Dukungan Personal Wagub Dimyati
Dalam sambutannya, Wakil Gubernur Banten Dimyati Natakusumah menegaskan bahwa bantuan yang diberikan merupakan bentuk kepedulian pribadi terhadap penguatan literasi digital serta peran strategis pers di era modern.
Dengan gaya khas yang humoris namun lugas, Dimyati menyampaikan pesan tentang pentingnya semangat berbagi bagi para pemangku kebijakan.
“Kalau pengacara rumusnya kali-kalian, kalau pengusaha tambah-kurang, maka kalau pejabat itu harus pintar bagi-bagian (berbagi). Ini saya bantu awal Rp 10 juta untuk pembangunan museum ini. Saya ingin menunjukkan bahwa pemerintah hadir dan peduli terhadap niat baik kawan-kawan SMSI,” ujarnya.
Ia juga mendorong SMSI agar segera menindaklanjuti rencana pembangunan melalui mekanisme formal sehingga berpeluang memperoleh dukungan lebih besar melalui APBD pada tahap berikutnya.
Simbol Penghargaan Terhadap Pers
Menurut Lesman Bangun, respons cepat pemerintah daerah mulai dari fasilitasi lahan hingga dukungan dana pribadi menunjukkan komitmen kuat Pemerintah Provinsi Banten dalam menghargai peran strategis pers nasional.
“Kami melihat ini sebagai bukti nyata bahwa Banten sangat menghargai dunia pers. Dukungan ini akan kami jaga sebagai amanah untuk membangun pusat literasi digital yang bermanfaat bagi masyarakat luas,” tegasnya.
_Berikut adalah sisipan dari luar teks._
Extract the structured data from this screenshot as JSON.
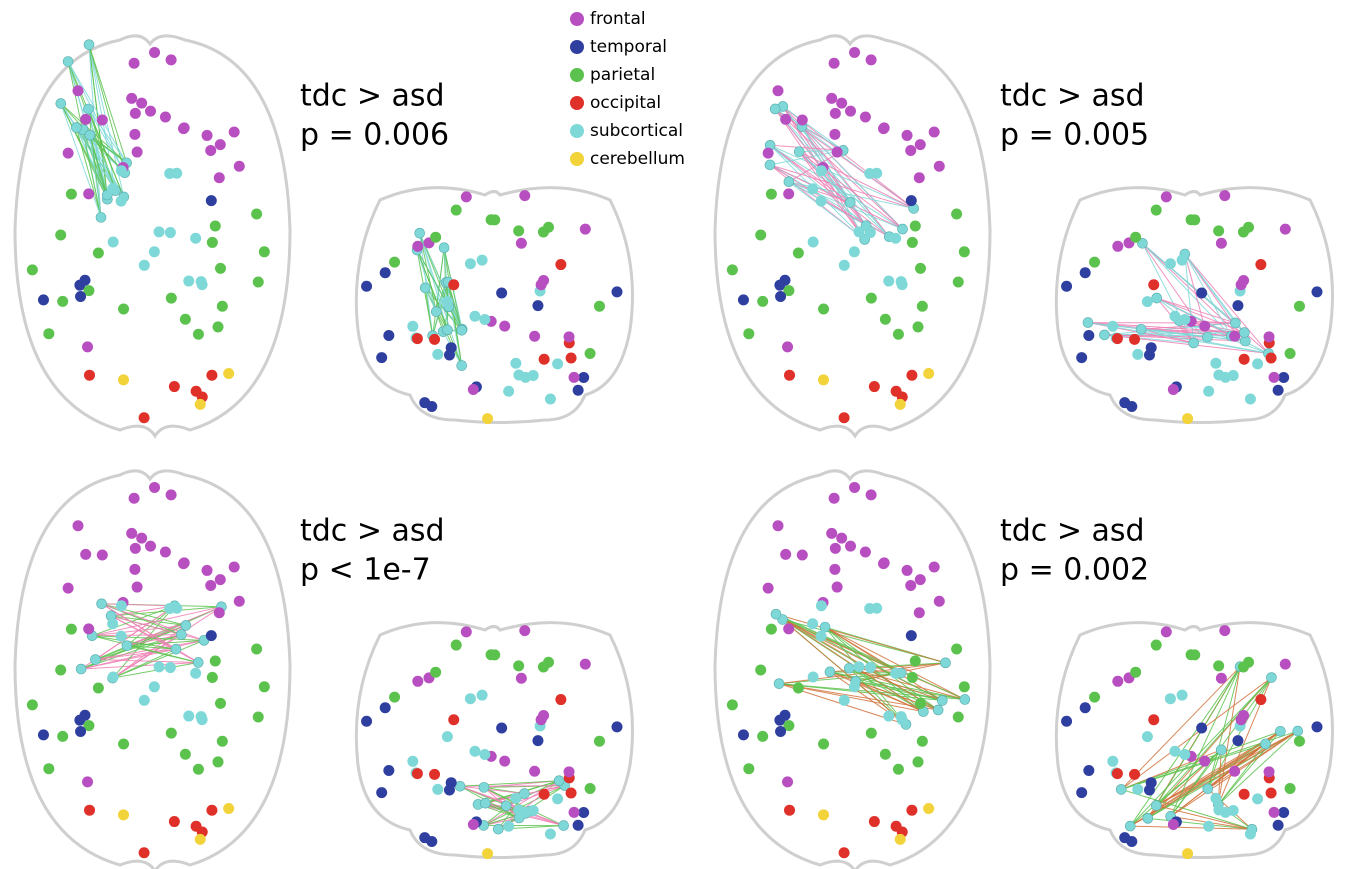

Museum Media Siber Indonesia nantinya direncanakan menjadi gedung berlantai dua yang tidak hanya berfungsi sebagai museum sejarah media digital, tetapi juga sebagai Balai Wartawan dan pusat edukasi literasi digital.
Peletakan batu pertama pembangunan museum ini turut dihadiri sejumlah tokoh nasional, di antaranya Ketua Umum SMSI Pusat Firdaus serta jajaran Dewan Pers, yang menjadi saksi dimulainya pembangunan infrastruktur pers digital di Banten.
Kehadiran museum tersebut diharapkan menjadi tonggak penting dalam perjalanan pers siber Indonesia sekaligus pusat penguatan literasi digital bagi generasi masa depan.